Son olarak söz alan Belediye Başkanı Ülgür Gökhan ise; "Çanakkale suyun ve rüzgarın kenti. Çanakkale aynı zamanda Muğla`dan sonra Türkiye`nin 2`inci kıyıya en uzun sahili olan şehir. 2 tane adamız ve 2 tane denizimiz var. Saroz Körfezimiz var ve çift taraflı akıntısı olan bir boğaza sahibiz. Bütün bunlara rağmen yeteri kadar denizle haşır neşir olamamışız. Biz denizin kıymetini tam bilememişiz. Bunun için Çanakkale`nin yeni nesil çocukları denizi, denizciliği, balıkçılığı tanısın ve balık avlamasını öğrensin. Yat limanı dediğimiz bir alan ve orada küçük tekneler var. Halbuki orada yelkenliler olması lazım. Onların boğazda yaz kış dolaşıyor olması lazım ancak bizde yok. Özellikle Avustralya`ya gittiğimde görmüştüm hafta sonu olduğunda denizin üzerinde yer olmuyor. Neredeyse tekneler birbirine değecek. Dolayısı ile bizim denize bakmamız lazım. Denizin kıymetini anlamamız lazım. Çanakkale`nin denizle daha fazla haşır neşir olması ve kent yaşamında deniz kültürünün daha fazla yayılması gerek. Burayı yapmakta ki amacımız; Çanakkale`deki deniz ekolojisini tanıtmak, su altı ve rüzgar sporlarını görünür kılmak. Burayı düşünürken değerli rektörümüzün cesaretlendirmesi ile Deniz Bilimleri Fakültesi dekan ve öğretim görevlileri bizimle birlikte buranın yapımı ile ilgili emek sarf ettiler. Özellikle kendilerine ve bu merkezin açılmasında emeği geçenlere çok teşekkür ediyorum" dedi. Konuşmaların ardından kurdele kesimi ile açılan merkez binasını gezen katılımcılar, merkezde gerçekleştirilecek faaliyetler ve burada yer alan deniz canlıları hakkında teknik personelden bilgi aldı. 

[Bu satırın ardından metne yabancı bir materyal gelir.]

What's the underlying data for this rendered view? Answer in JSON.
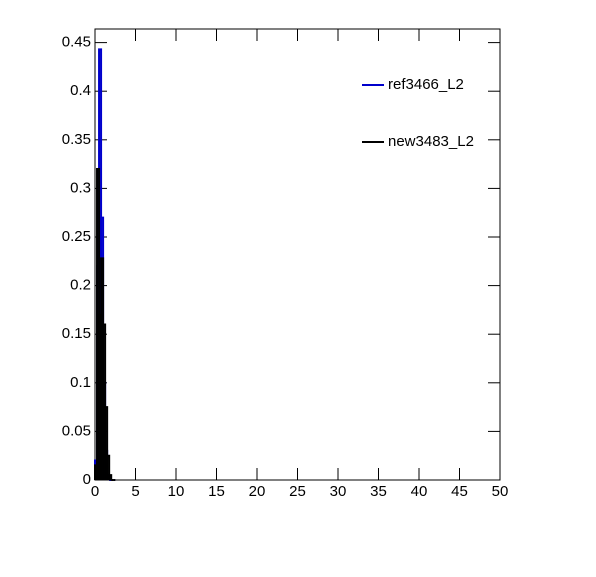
{
  "chart_data": {
    "type": "histogram",
    "bins": [
      0,
      0.25,
      0.5,
      0.75,
      1,
      1.25,
      1.5,
      1.75,
      2,
      2.25,
      2.5
    ],
    "series": [
      {
        "name": "ref3466_L2",
        "color": "#0000cc",
        "values": [
          0.02,
          0.22,
          0.443,
          0.27,
          0.1,
          0.03,
          0.005,
          0,
          0,
          0
        ]
      },
      {
        "name": "new3483_L2",
        "color": "#000000",
        "values": [
          0.015,
          0.32,
          0.17,
          0.228,
          0.16,
          0.075,
          0.025,
          0.005,
          0,
          0
        ]
      }
    ],
    "xlim": [
      0,
      50
    ],
    "xticks": [
      0,
      5,
      10,
      15,
      20,
      25,
      30,
      35,
      40,
      45,
      50
    ],
    "ylim": [
      0,
      0.464
    ],
    "yticks": [
      0,
      0.05,
      0.1,
      0.15,
      0.2,
      0.25,
      0.3,
      0.35,
      0.4,
      0.45
    ],
    "legend": "top-right"
  }
}
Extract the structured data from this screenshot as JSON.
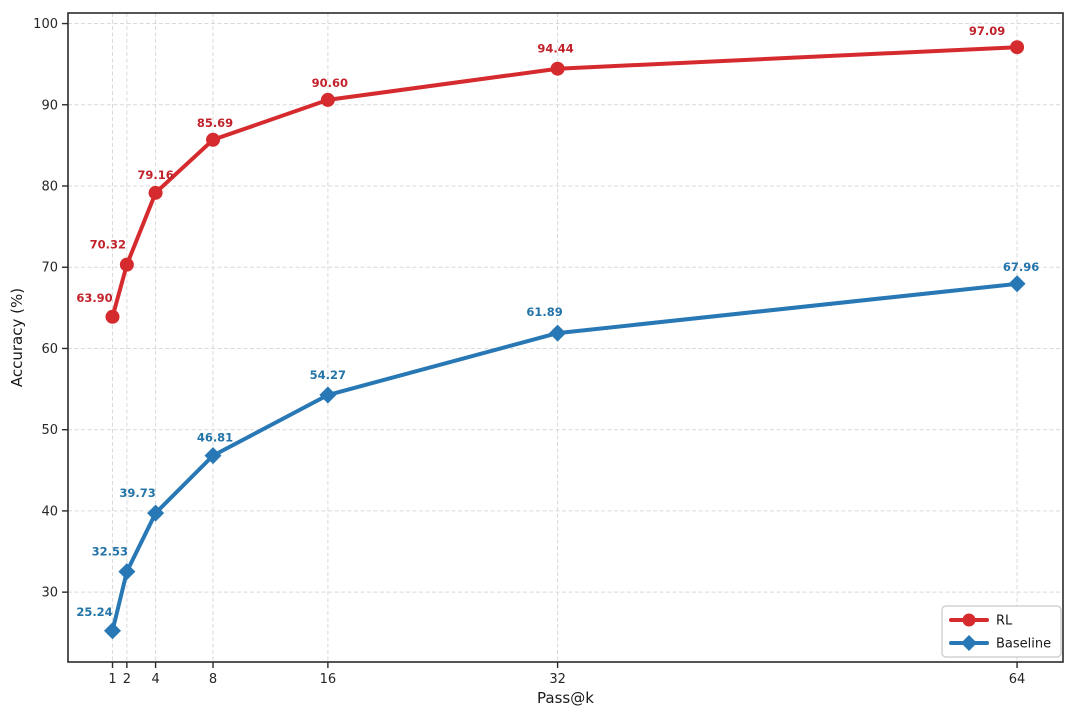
{
  "chart_data": {
    "type": "line",
    "title": "",
    "xlabel": "Pass@k",
    "ylabel": "Accuracy (%)",
    "x_scale": "linear",
    "grid": true,
    "grid_style": "dashed",
    "legend_position": "lower right",
    "xlim": [
      -2.1,
      67.2
    ],
    "ylim": [
      21.4,
      101.3
    ],
    "x_ticks": [
      1,
      2,
      4,
      8,
      16,
      32,
      64
    ],
    "y_ticks": [
      30,
      40,
      50,
      60,
      70,
      80,
      90,
      100
    ],
    "x": [
      1,
      2,
      4,
      8,
      16,
      32,
      64
    ],
    "series": [
      {
        "name": "RL",
        "marker": "circle",
        "color": "#d62b2e",
        "label_color": "#c2222b",
        "values": [
          63.9,
          70.32,
          79.16,
          85.69,
          90.6,
          94.44,
          97.09
        ],
        "labels": [
          "63.90",
          "70.32",
          "79.16",
          "85.69",
          "90.60",
          "94.44",
          "97.09"
        ]
      },
      {
        "name": "Baseline",
        "marker": "diamond",
        "color": "#2878b5",
        "label_color": "#2474a8",
        "values": [
          25.24,
          32.53,
          39.73,
          46.81,
          54.27,
          61.89,
          67.96
        ],
        "labels": [
          "25.24",
          "32.53",
          "39.73",
          "46.81",
          "54.27",
          "61.89",
          "67.96"
        ]
      }
    ],
    "colors": {
      "spine": "#2b2b2b",
      "grid": "#d9d9d9",
      "tick_label": "#262626",
      "axis_label": "#1a1a1a",
      "legend_border": "#c9c9c9",
      "background": "#ffffff"
    }
  }
}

Karina Deniz Kültürü Merkezi
Karina Deniz Kültürü Merkezi bahçesi ve binası ile kullanıcılarına birçok imkan sunuyor. Bahçede dönemsel olarak sportif balıkçılık, deniz ve gemicilik bilgileri, uygulamalı etkinlikler ile merkeze gelen misafirler ağırlanabilecekken, ayrıca Piri Reis Gelibolu haritası, Çanak kale Boğazı tarihi, rüzgar yönlerine ilişkin bilgilendirme panoları, çocuk oyun ve piknik alanları yer alıyor. 150 m2 alana sahip merkez binası içerisinde ise; sergi ve koleksiyon bölümünde dönemsel olarak temaları değişen sergiler yer alacak. Karina`nın ilk sergi ve koleksiyon teması ``Çanakkale Sualtı yaşamı``. Sergide sualtı görüntüleme yönetmeni Tahsin Ceylan`ın su altı fotoğrafları ve videoları yer alıyor. Alg ünitesinde; denizel besin zincirinin örnekleri mikroskop vasıtasıyla ekrandan izlenilebilecek. Akvaryum alanında ise; iki farklı akvaryum yer alıyor. İlk akvaryum, Çanakkale Boğazında yaşayan yerel türleri içeriyor. Bu akvaryumda Karagöz, mercan, çipura, gelin balığı gibi 14 çeşit tür bulunuyor. Diğer akvaryum ise Türkiye karasularına sonradan giren istilacı balık türlerini içeriyor. Bina içerisinde son olarak denizcilik bölümünde de deniz kültürüne ilişkin araç ve gereçler yer alıyor.